Between the late ’90s and early 2000s, ad-holding companies began setting up clearer operating lines for their agencies: some would concentrate on creative and others would focus on media buying — and never the twain shall meet. But as digital has been added to the mix, the lines are blurring. A WSJ piece looks at WPP Group’s Ogilvy & Mather (on the traditional creative side) and Mediaedge: cia (a traditional media buyer and planner) and finds they are now converging on the same functions. Mediaedge is doing more internet marketing, while Ogilvy is expanding into ad-buying. While this is happening at other agencies as well, traditional media buyers take a dim view of the shift and believe it will hurt more than help. Chris Ingram, the founder of media shop the UK-based CIA, which WPP bought and merged with Mediaedge several years ago, warned of “duplication of effort and extra cost” of such efforts. As he told WSJ, “It’s like a land grab, and nobody has got any rules.”

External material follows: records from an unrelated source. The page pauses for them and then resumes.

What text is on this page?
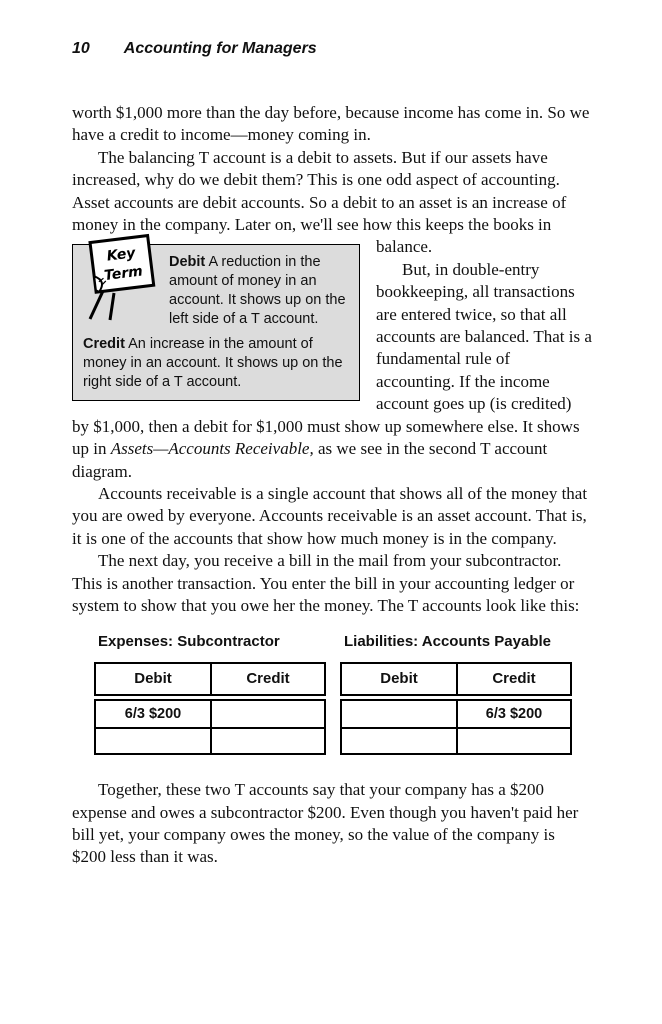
10 Accounting for Managers
worth $1,000 more than the day before, because income has come in. So we have a credit to income—money coming in.
The balancing T account is a debit to assets. But if our assets have increased, why do we debit them? This is one odd aspect of accounting. Asset accounts are debit accounts. So a debit to an asset is an increase of money in the company. Later on, we'll
Key
Term
Debit A reduction in the amount of money in an account. It shows up on the left side of a T account.
Credit An increase in the amount of money in an account. It shows up on the right side of a T account.
see how this keeps the books in balance.
But, in double-entry bookkeeping, all transactions are entered twice, so that all accounts are balanced. That is a fundamental rule of accounting. If the income account goes up (is credited) by $1,000, then a debit for $1,000 must show up somewhere else. It shows up in Assets—Accounts Receivable, as we see in the second T account diagram.
Accounts receivable is a single account that shows all of the money that you are owed by everyone. Accounts receivable is an asset account. That is, it is one of the accounts that show how much money is in the company.
The next day, you receive a bill in the mail from your subcontractor. This is another transaction. You enter the bill in your accounting ledger or system to show that you owe her the money. The T accounts look like this:
Expenses: Subcontractor
Debit	Credit
6/3 $200
Liabilities: Accounts Payable
Debit	Credit
6/3 $200
Together, these two T accounts say that your company has a $200 expense and owes a subcontractor $200. Even though you haven't paid her bill yet, your company owes the money, so the value of the company is $200 less than it was.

— Ogilvy’s buying unit continues double-digit growth: To concerns like Ingram’s, WPP would say that greater competition and a widening of skills at its agencies is a good thing in tough times like this. And the company claims that the policy is working at Ogilvy, which created a digital media buying division, Neo@Ogilvy, three years ago, and can be considered a competitor to WPP sibling Mediaedge’s MEC Interaction unit, which offers the same services. In terms of the pay-off, in 2008 Neo@Ogilvy’s U.K. business grew about 25 percent, the company said, adding that its on track to grow 15 percent this year, which would be impressive in a market where digital ad spending is slowing much more considerably.
— Mediaedge brings digital creative to Germany: A few months ago, Mediaedge:cia formed a digital creative shop in Paris called Arthur Schlovsky. The name is based on an invented persona the agency made it up in an effort to be “creative.” The character/agency symbol is a 1940’s style ad man who is credited with being the first to use product placement. Last month, Arthur Schlovsky opened in Germany. “This seems like a long way from what a media company traditionally has done,” says Mediaedge CEO Charles Courtier told WSJ, offering a counterpart to Ingram’s call for clearer boundaries by adding, “I don’t think anybody owns content development.”